Posted by: P Schager | 17 September 2008 at 11:42 PM
@harveyD
True, Altair are selling their cells at $2,000 per kWh just now, but that is in very low volumes (almost hand built!)
They have repeatedly said they will manage to produce their cells for less than $500 per kWh when ramped up to volume production. Remember their raw material costs are lower than for cobalt oxide based Li cells, which already wholesale for under $400 per kWh in 18650 format.
Posted by: clett | 18 September 2008 at 01:48 AM
My understandng as a interested amateur is that capacitors function as low resistance high efficiency components capable of handling the high voltage / high current fast transients that are important to efficiency savings they also offer extended cycle life.
Batteries, are traditionally deficient in these regard.
We hear of great improvement in battery technology both in storage and also and as importantly in the low resistance extended life aspects.
Capacitors are improved as the storage capacity and higher voltage withstand make for increased utility.
These different aspects of power storage, delivery and conditioning have always been handled by the component most suited to each part of the task. For efficiency it is necessary that energy storage and delivery be able to operate at as high frequency, low resistance environment with as much store as possible.
Ideally we would like to see these qualities in the one component but this is not currently available.
Hybrid battery capacitors are a way of bringing the two aspects together to achieve advantage greater than the sum of the parts.
Posted by: arnold | 18 September 2008 at 05:15 AM
...the largest ultra-capacitor cell cannot even store the energy thats in a AAA flashlight cell.

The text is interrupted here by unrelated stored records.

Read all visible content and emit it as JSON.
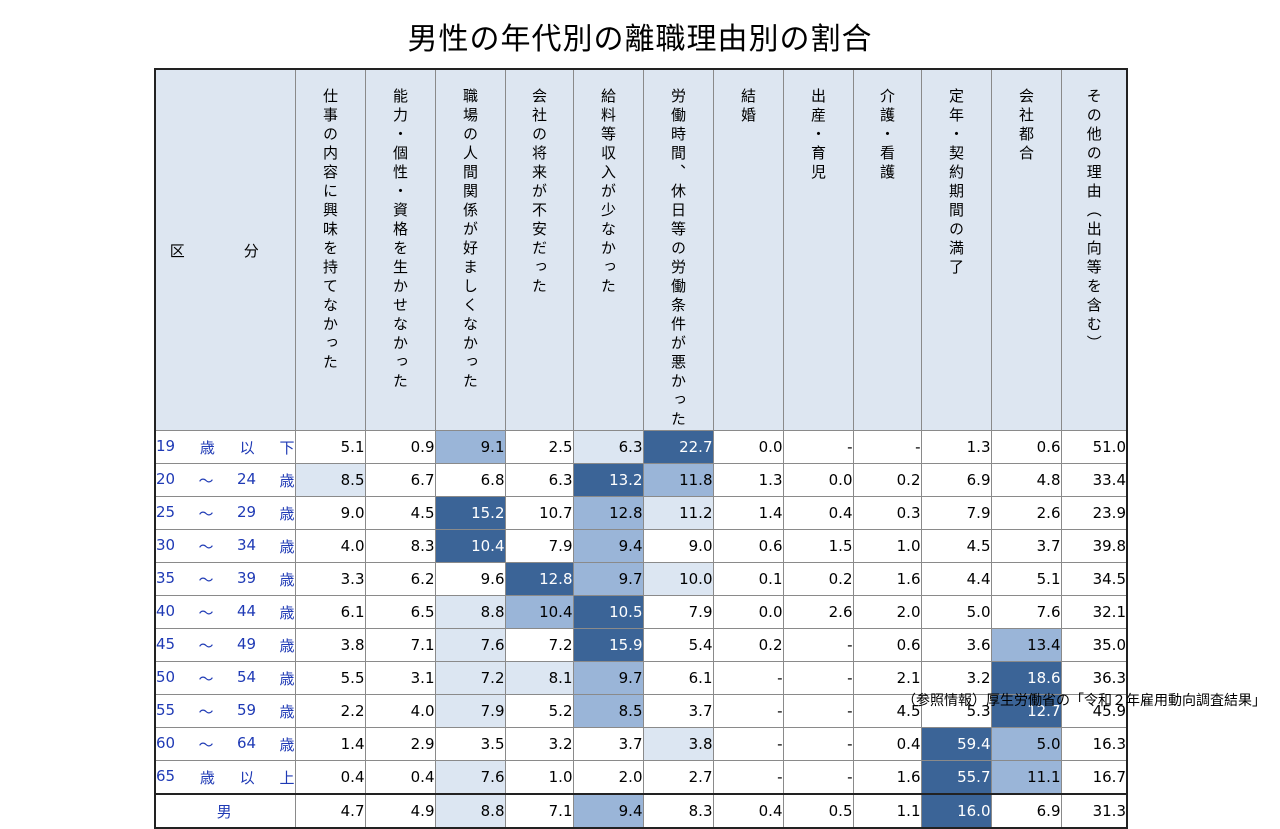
{
  "title": "男性の年代別の離職理由別の割合",
  "source": "（参照情報）厚生労働省の「令和２年雇用動向調査結果」",
  "chart_data": {
    "type": "table",
    "title": "男性の年代別の離職理由別の割合",
    "row_header": "区　分",
    "columns": [
      "仕事の内容に興味を持てなかった",
      "能力・個性・資格を生かせなかった",
      "職場の人間関係が好ましくなかった",
      "会社の将来が不安だった",
      "給料等収入が少なかった",
      "労働時間、休日等の労働条件が悪かった",
      "結婚",
      "出産・育児",
      "介護・看護",
      "定年・契約期間の満了",
      "会社都合",
      "その他の理由（出向等を含む）"
    ],
    "rows": [
      {
        "label": [
          "19",
          "歳",
          "以",
          "下"
        ],
        "values": [
          "5.1",
          "0.9",
          "9.1",
          "2.5",
          "6.3",
          "22.7",
          "0.0",
          "-",
          "-",
          "1.3",
          "0.6",
          "51.0"
        ],
        "levels": [
          0,
          0,
          2,
          0,
          1,
          3,
          0,
          0,
          0,
          0,
          0,
          0
        ]
      },
      {
        "label": [
          "20",
          "～",
          "24",
          "歳"
        ],
        "values": [
          "8.5",
          "6.7",
          "6.8",
          "6.3",
          "13.2",
          "11.8",
          "1.3",
          "0.0",
          "0.2",
          "6.9",
          "4.8",
          "33.4"
        ],
        "levels": [
          1,
          0,
          0,
          0,
          3,
          2,
          0,
          0,
          0,
          0,
          0,
          0
        ]
      },
      {
        "label": [
          "25",
          "～",
          "29",
          "歳"
        ],
        "values": [
          "9.0",
          "4.5",
          "15.2",
          "10.7",
          "12.8",
          "11.2",
          "1.4",
          "0.4",
          "0.3",
          "7.9",
          "2.6",
          "23.9"
        ],
        "levels": [
          0,
          0,
          3,
          0,
          2,
          1,
          0,
          0,
          0,
          0,
          0,
          0
        ]
      },
      {
        "label": [
          "30",
          "～",
          "34",
          "歳"
        ],
        "values": [
          "4.0",
          "8.3",
          "10.4",
          "7.9",
          "9.4",
          "9.0",
          "0.6",
          "1.5",
          "1.0",
          "4.5",
          "3.7",
          "39.8"
        ],
        "levels": [
          0,
          0,
          3,
          0,
          2,
          0,
          0,
          0,
          0,
          0,
          0,
          0
        ]
      },
      {
        "label": [
          "35",
          "～",
          "39",
          "歳"
        ],
        "values": [
          "3.3",
          "6.2",
          "9.6",
          "12.8",
          "9.7",
          "10.0",
          "0.1",
          "0.2",
          "1.6",
          "4.4",
          "5.1",
          "34.5"
        ],
        "levels": [
          0,
          0,
          0,
          3,
          2,
          1,
          0,
          0,
          0,
          0,
          0,
          0
        ]
      },
      {
        "label": [
          "40",
          "～",
          "44",
          "歳"
        ],
        "values": [
          "6.1",
          "6.5",
          "8.8",
          "10.4",
          "10.5",
          "7.9",
          "0.0",
          "2.6",
          "2.0",
          "5.0",
          "7.6",
          "32.1"
        ],
        "levels": [
          0,
          0,
          1,
          2,
          3,
          0,
          0,
          0,
          0,
          0,
          0,
          0
        ]
      },
      {
        "label": [
          "45",
          "～",
          "49",
          "歳"
        ],
        "values": [
          "3.8",
          "7.1",
          "7.6",
          "7.2",
          "15.9",
          "5.4",
          "0.2",
          "-",
          "0.6",
          "3.6",
          "13.4",
          "35.0"
        ],
        "levels": [
          0,
          0,
          1,
          0,
          3,
          0,
          0,
          0,
          0,
          0,
          2,
          0
        ]
      },
      {
        "label": [
          "50",
          "～",
          "54",
          "歳"
        ],
        "values": [
          "5.5",
          "3.1",
          "7.2",
          "8.1",
          "9.7",
          "6.1",
          "-",
          "-",
          "2.1",
          "3.2",
          "18.6",
          "36.3"
        ],
        "levels": [
          0,
          0,
          1,
          1,
          2,
          0,
          0,
          0,
          0,
          0,
          3,
          0
        ]
      },
      {
        "label": [
          "55",
          "～",
          "59",
          "歳"
        ],
        "values": [
          "2.2",
          "4.0",
          "7.9",
          "5.2",
          "8.5",
          "3.7",
          "-",
          "-",
          "4.5",
          "5.3",
          "12.7",
          "45.9"
        ],
        "levels": [
          0,
          0,
          1,
          0,
          2,
          0,
          0,
          0,
          0,
          0,
          3,
          0
        ]
      },
      {
        "label": [
          "60",
          "～",
          "64",
          "歳"
        ],
        "values": [
          "1.4",
          "2.9",
          "3.5",
          "3.2",
          "3.7",
          "3.8",
          "-",
          "-",
          "0.4",
          "59.4",
          "5.0",
          "16.3"
        ],
        "levels": [
          0,
          0,
          0,
          0,
          0,
          1,
          0,
          0,
          0,
          3,
          2,
          0
        ]
      },
      {
        "label": [
          "65",
          "歳",
          "以",
          "上"
        ],
        "values": [
          "0.4",
          "0.4",
          "7.6",
          "1.0",
          "2.0",
          "2.7",
          "-",
          "-",
          "1.6",
          "55.7",
          "11.1",
          "16.7"
        ],
        "levels": [
          0,
          0,
          1,
          0,
          0,
          0,
          0,
          0,
          0,
          3,
          2,
          0
        ]
      }
    ],
    "total": {
      "label": "男",
      "values": [
        "4.7",
        "4.9",
        "8.8",
        "7.1",
        "9.4",
        "8.3",
        "0.4",
        "0.5",
        "1.1",
        "16.0",
        "6.9",
        "31.3"
      ],
      "levels": [
        0,
        0,
        1,
        0,
        2,
        0,
        0,
        0,
        0,
        3,
        0,
        0
      ]
    },
    "colors": {
      "lv1": "#dce6f2",
      "lv2": "#9ab5d8",
      "lv3": "#3b6497",
      "header": "#dde6f1",
      "label_text": "#1f3ab5"
    }
  }
}
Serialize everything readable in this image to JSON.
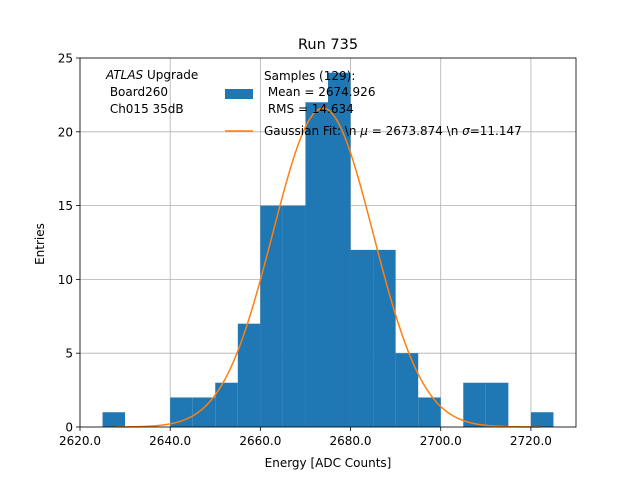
{
  "chart_data": {
    "type": "bar",
    "title": "Run 735",
    "xlabel": "Energy [ADC Counts]",
    "ylabel": "Entries",
    "xlim": [
      2620,
      2730
    ],
    "ylim": [
      0,
      25
    ],
    "xticks": [
      2620,
      2640,
      2660,
      2680,
      2700,
      2720
    ],
    "xtick_labels": [
      "2620.0",
      "2640.0",
      "2660.0",
      "2680.0",
      "2700.0",
      "2720.0"
    ],
    "yticks": [
      0,
      5,
      10,
      15,
      20,
      25
    ],
    "ytick_labels": [
      "0",
      "5",
      "10",
      "15",
      "20",
      "25"
    ],
    "grid": true,
    "bar_color": "#1f77b4",
    "fit_color": "#ff7f0e",
    "bins": [
      {
        "left": 2625,
        "right": 2630,
        "count": 1
      },
      {
        "left": 2630,
        "right": 2635,
        "count": 0
      },
      {
        "left": 2635,
        "right": 2640,
        "count": 0
      },
      {
        "left": 2640,
        "right": 2645,
        "count": 2
      },
      {
        "left": 2645,
        "right": 2650,
        "count": 2
      },
      {
        "left": 2650,
        "right": 2655,
        "count": 3
      },
      {
        "left": 2655,
        "right": 2660,
        "count": 7
      },
      {
        "left": 2660,
        "right": 2665,
        "count": 15
      },
      {
        "left": 2665,
        "right": 2670,
        "count": 15
      },
      {
        "left": 2670,
        "right": 2675,
        "count": 22
      },
      {
        "left": 2675,
        "right": 2680,
        "count": 24
      },
      {
        "left": 2680,
        "right": 2685,
        "count": 12
      },
      {
        "left": 2685,
        "right": 2690,
        "count": 12
      },
      {
        "left": 2690,
        "right": 2695,
        "count": 5
      },
      {
        "left": 2695,
        "right": 2700,
        "count": 2
      },
      {
        "left": 2700,
        "right": 2705,
        "count": 0
      },
      {
        "left": 2705,
        "right": 2710,
        "count": 3
      },
      {
        "left": 2710,
        "right": 2715,
        "count": 3
      },
      {
        "left": 2715,
        "right": 2720,
        "count": 0
      },
      {
        "left": 2720,
        "right": 2725,
        "count": 1
      }
    ],
    "fit": {
      "mu": 2673.874,
      "sigma": 11.147,
      "amplitude": 21.6,
      "x_range": [
        2628,
        2722
      ]
    },
    "annotation": {
      "line1_italic": "ATLAS",
      "line1_rest": " Upgrade",
      "line2": " Board260",
      "line3": " Ch015 35dB"
    },
    "legend": {
      "placement": "upper-center",
      "histogram": {
        "line1": "Samples (129):",
        "line2": " Mean = 2674.926",
        "line3": " RMS = 14.634"
      },
      "fit": {
        "prefix": "Gaussian Fit: \\n ",
        "mu_symbol": "μ",
        "mu_part": " = 2673.874 \\n ",
        "sigma_symbol": "σ",
        "sigma_part": "=11.147"
      }
    }
  }
}
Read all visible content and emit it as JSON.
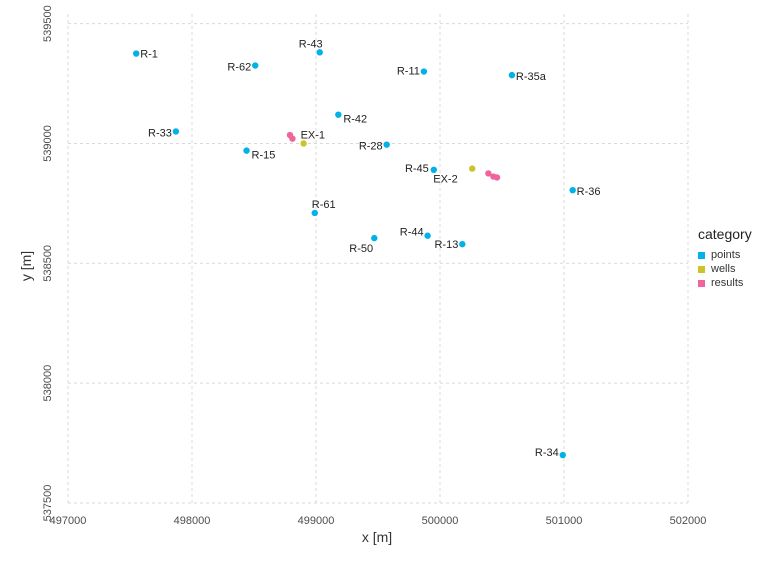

Another "Henry fact". It's true ultracaps have very low energy density, but this Maxwell ultracap holds 3 Wh vs. less than 2 for a typical AAA Alkaline:
http://www.maxwell.com/ultracapacitors/products/large-cell/bcap3000.asp
Posted by: doggydogworld | 18 September 2008 at 11:02 AM
They have repeatedly said they will manage to produce their cells for less than $500 per kWh when ramped up to volume production.
Altair makes lots of claims but very few batteries. Companies who started years after Altair (e.g. A123) ramped production years before them. If you can't deliver in this environment, with virtually unlimited funding, you are either galactically incompetent or you have show-stopper technology problems. Perhaps both.
Anyway, until Altair delivers something to someone you pretty have to classify them with EEStor, PolyPlus and the other wannabes.
Posted by: doggydogworld | 18 September 2008 at 11:16 AM
doggy - both the Brit Lightning and Phoenix SUV/SUT are Altair powered vehicles. They have not shipped many but they are available if you have the $$$.